Karin seufzte auf. Auch die Hochzeit würde vorbei gehen. Sonntag das Essen mit Achim und Klaus — immerhin ein Silberstreif am Horizont, bevor sie in der Nacht zu Montag die ersten Aufnahmen für einen Industriekonzern in Wesseling machen musste. Fabrikschlote in der Dunkelheit kamen immer gut, von Scheinwerfern angestrahlte Rohrsysteme, scheinbar bis in den Himmel ragende Schornsteine, an denen Positionslichter blinkten. Sicher auch nicht das, wovon man als Fotografin träumte, aber zumindest würde es jede Menge Geld einbringen.

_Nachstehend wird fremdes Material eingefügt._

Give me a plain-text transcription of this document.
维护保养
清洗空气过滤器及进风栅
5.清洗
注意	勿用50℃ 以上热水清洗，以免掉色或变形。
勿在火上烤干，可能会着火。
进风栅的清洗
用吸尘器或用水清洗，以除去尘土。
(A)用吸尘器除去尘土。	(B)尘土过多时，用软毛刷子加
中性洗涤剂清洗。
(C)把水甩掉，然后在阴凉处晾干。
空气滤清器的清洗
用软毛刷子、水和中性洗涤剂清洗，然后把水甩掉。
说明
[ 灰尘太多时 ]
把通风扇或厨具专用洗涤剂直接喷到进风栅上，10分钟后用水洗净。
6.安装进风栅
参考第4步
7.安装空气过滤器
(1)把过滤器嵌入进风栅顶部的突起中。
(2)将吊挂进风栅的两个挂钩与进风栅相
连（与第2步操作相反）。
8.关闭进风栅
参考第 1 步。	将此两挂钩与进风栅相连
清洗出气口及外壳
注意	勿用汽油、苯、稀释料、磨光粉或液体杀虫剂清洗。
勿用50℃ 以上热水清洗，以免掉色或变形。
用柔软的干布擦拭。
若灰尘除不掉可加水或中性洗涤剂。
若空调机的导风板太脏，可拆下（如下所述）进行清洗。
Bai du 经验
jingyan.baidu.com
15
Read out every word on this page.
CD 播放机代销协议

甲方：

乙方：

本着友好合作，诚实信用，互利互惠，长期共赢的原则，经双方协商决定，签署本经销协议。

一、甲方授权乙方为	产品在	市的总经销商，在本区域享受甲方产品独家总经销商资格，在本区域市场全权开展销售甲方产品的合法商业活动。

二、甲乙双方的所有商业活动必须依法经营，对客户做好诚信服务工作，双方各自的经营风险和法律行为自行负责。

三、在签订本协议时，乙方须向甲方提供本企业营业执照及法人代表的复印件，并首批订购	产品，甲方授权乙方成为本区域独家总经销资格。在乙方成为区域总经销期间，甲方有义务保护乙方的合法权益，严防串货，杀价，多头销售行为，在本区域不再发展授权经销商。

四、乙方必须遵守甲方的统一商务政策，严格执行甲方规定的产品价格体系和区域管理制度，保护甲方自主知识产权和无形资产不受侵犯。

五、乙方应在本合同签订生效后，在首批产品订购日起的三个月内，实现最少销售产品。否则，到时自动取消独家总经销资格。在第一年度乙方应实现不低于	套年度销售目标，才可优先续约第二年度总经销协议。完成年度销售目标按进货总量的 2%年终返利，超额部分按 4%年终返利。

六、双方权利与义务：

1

Dann konnte sie sich vielleicht bald noch einmal ein paar Tage irgendwo gönnen. So wie ihr Ausflug nach Holstein. Damit hatte sie sich sozusagen selbst ein verspätetes Geburtstagsgeschenk gemacht. Endlich mal wieder Schönheit und Unberührtheit sehen, riechen, fotografieren. Einige Abzüge ließen sich mit Sicherheit verkaufen. Bildkalender waren zurzeit der große Renner, und sämtliche Verlage rissen sich um Naturaufnahmen.

Karin gähnte so herzhaft, dass die Kieferknochen knackten. Erst mal musste sie jetzt ausschlafen. Und nach einem ausgiebigen Frühstück im Bett mit leiser Musik und der Tageszeitung, würde sie die Hochzeit und die Schornsteine schon überleben. Ganz sicher.